Y me sigue mirando, como si de algún modo jamás me hubiera visto, como si solo ahora, en fin, me comprendiera —fruto de su extraña ligazón con ese hombre.

«Ay negrura…», dice, como quien pide perdón. Y yo le sonrío apenas, y al fin bajo la vista y sigo, otra vez, hacia el piano.

Miro la vereda por la ventana lateral, que ha quedado entreabierta. No veo a nadie en la calle.

¿Y qué pasará ahora, mañana, con nosotros y el barrio?

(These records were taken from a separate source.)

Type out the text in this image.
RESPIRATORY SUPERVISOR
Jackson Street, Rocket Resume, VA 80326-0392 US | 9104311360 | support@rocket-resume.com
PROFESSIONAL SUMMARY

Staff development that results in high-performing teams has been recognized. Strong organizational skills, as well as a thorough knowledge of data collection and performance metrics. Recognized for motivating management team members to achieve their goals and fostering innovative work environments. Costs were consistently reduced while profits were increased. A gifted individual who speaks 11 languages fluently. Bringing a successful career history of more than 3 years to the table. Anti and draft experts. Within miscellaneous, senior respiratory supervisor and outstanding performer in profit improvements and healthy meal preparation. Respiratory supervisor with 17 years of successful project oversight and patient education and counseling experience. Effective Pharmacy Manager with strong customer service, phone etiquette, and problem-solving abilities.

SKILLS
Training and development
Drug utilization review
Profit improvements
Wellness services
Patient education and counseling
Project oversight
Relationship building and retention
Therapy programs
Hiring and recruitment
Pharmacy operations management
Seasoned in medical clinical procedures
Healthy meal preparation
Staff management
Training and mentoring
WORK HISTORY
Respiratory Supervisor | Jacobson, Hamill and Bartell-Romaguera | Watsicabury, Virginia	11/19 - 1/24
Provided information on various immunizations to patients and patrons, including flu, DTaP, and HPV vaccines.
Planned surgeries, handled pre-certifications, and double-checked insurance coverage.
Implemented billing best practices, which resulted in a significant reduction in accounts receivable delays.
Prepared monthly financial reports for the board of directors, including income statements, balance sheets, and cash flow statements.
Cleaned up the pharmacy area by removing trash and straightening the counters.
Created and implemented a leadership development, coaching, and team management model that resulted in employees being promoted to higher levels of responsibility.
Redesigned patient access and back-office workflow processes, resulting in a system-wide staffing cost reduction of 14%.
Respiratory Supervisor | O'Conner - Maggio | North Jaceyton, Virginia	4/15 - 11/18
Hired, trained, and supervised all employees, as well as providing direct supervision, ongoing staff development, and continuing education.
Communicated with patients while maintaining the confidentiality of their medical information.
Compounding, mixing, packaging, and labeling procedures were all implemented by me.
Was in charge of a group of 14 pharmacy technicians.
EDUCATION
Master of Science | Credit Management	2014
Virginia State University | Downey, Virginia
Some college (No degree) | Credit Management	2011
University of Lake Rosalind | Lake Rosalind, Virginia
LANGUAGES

Todos han visto todo: todos lo saben ya… Y si no han visto todo, cada uno lleva en sí un pedazo de infamia.

Han visto a los Bazán colaborar con la cana, contra las judías… ¿Entendieron quién soy, eso que yo mismo no entiendo?

Cuando paso junto al piano, el teclado parejo, la madera lustrosa, me dan ganas de llorar como ante un ataúd abierto, despliego sobre el teclado, como una mortaja, la funda con la lira y las borlas.

El mundo está en suspenso. ¿Y qué pasó con las Kuperman?

Cuarta hipótesis.
No la buscaban a ella, buscaban a un fugitivo. Por eso no parecen haberse quedado a esperarla. Buscaban a ese tal Goldenberg, de quien tendrían el dato de que se refugiaría aquí, pero ahora les han avisado que él cayó en otra parte.

Y de pronto, a mi espalda, los faros de un automóvil alumbran la calle oscura, barren el frente de mi casa, suben a la vereda. Son Ruth y la señora Felisa, y antes de que me vean corro a avisarle a mi madre. «Ahí llegaron», le digo con la emoción de un pariente que reencuentra a un familiar perdido, aunque quisiera decir: «No estaban adentro. Papá no les hizo nada». Y mi madre entiende todo porque se ilumina de alegría, y avanza a recibirlas.